The growth in data centers traffic today is demanding more energy efficient way of computing and moving data across servers. Recent advances in silicon photonics open up exciting opportunities to solve the bandwidth limitation both on-chip and off-chip wire interconnects. On-chip photonic interconnects have been proposed to link multi-core systems to create a single logical compute node with terascale processing capability in an energy efficient manner. Within the data center, packet switching network is the preferred way of connecting compute servers because of low latency and high network utilization. Optical packet switching becomes an attractive solution as the demand for bandwidth increases. Traditional electronic network switches approach the power consumption limits as data-rates continue to scale higher. While optoelectronic and MEMS optical network switches can be large with hundreds of ports, but they are too slow for packet switching. Furthermore, the high costs and power consumption are barriers to mass commercialization. The key to overcoming this barrier is to integrate both active and passive photonic devices with CMOS and take advantage of the economy of scale of mature silicon manufacturing processes and thus lowering the cost while simultaneously enhancing the reliability of optoelectronic systems.

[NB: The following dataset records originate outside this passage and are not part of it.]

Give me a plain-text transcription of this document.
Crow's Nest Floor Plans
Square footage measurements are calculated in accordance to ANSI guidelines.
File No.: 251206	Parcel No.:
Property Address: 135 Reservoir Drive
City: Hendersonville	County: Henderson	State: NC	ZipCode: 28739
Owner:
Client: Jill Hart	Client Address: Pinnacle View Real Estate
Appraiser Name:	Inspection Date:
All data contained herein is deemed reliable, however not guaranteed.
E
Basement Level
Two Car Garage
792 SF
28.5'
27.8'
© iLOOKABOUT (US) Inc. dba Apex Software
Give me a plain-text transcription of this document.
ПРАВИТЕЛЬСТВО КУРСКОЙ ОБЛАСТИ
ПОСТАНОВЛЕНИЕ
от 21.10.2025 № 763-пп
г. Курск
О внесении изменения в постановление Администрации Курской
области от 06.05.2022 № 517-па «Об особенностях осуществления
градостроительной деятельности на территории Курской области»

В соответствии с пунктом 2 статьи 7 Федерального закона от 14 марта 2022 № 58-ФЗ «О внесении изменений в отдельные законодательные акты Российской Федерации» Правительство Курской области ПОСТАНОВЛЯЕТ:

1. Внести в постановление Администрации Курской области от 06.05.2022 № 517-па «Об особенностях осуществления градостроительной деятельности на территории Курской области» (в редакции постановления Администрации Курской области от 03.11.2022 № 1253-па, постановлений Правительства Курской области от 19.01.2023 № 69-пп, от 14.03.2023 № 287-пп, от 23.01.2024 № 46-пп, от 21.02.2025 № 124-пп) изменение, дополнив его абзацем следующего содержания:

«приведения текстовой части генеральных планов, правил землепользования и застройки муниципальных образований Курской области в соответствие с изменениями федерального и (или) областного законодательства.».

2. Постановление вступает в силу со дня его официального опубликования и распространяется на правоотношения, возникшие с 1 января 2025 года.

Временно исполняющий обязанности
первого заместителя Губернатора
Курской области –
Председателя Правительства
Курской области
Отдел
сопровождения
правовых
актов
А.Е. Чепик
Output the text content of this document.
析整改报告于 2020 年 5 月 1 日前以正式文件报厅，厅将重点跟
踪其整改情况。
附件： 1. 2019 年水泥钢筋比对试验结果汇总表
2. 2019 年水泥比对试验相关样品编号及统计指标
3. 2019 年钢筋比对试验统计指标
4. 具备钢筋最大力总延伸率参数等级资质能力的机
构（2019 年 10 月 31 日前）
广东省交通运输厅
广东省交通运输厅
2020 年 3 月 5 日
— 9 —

In this work a fully integrated controller is designed and implemented in a 0.13mum CMOS process. The controller consists of a 2-Channel optical packet header receiver that integrates a novel burst-mode truly differential transimpedance amplifier, limiting amplifier and a burst-mode gated-oscillator based clock and data recovery circuit on the same chip, which also includes an on-chip phased-locked loop to generate the data clock, resulting in an ultra-fast lock time of 13ns, at low power consumption of 43.6mW per channel at 2.5Gbps operation. Second, the design of a low-power, area efficient and adjustable output optical switch fabric driver is presented. The driver enables 3.8ns of switching time when driving a 2x2 optical switch while consuming 150 muW of static power and occupies 0.01mm2 of silicon space. Finally, the design of an automatic power control loop that enables optical gain of up to 12dB is presented. The ability to compensate for optical losses enables the construction of large port count switches that are necessary for data center applications. Optical switching is just one example of electronic-photonic integration. The integration approach can be applied to optical transceivers, optical interconnection of multi-core processors on a supercomputer chip, and many telecom/data-com applications, including Fiber-to-the-Home transceivers, Dense Wavelength Division Multiplex (DWDM) transceivers, and optical Reconfigurable Optical Add-drop Multiplexers (ROADMs).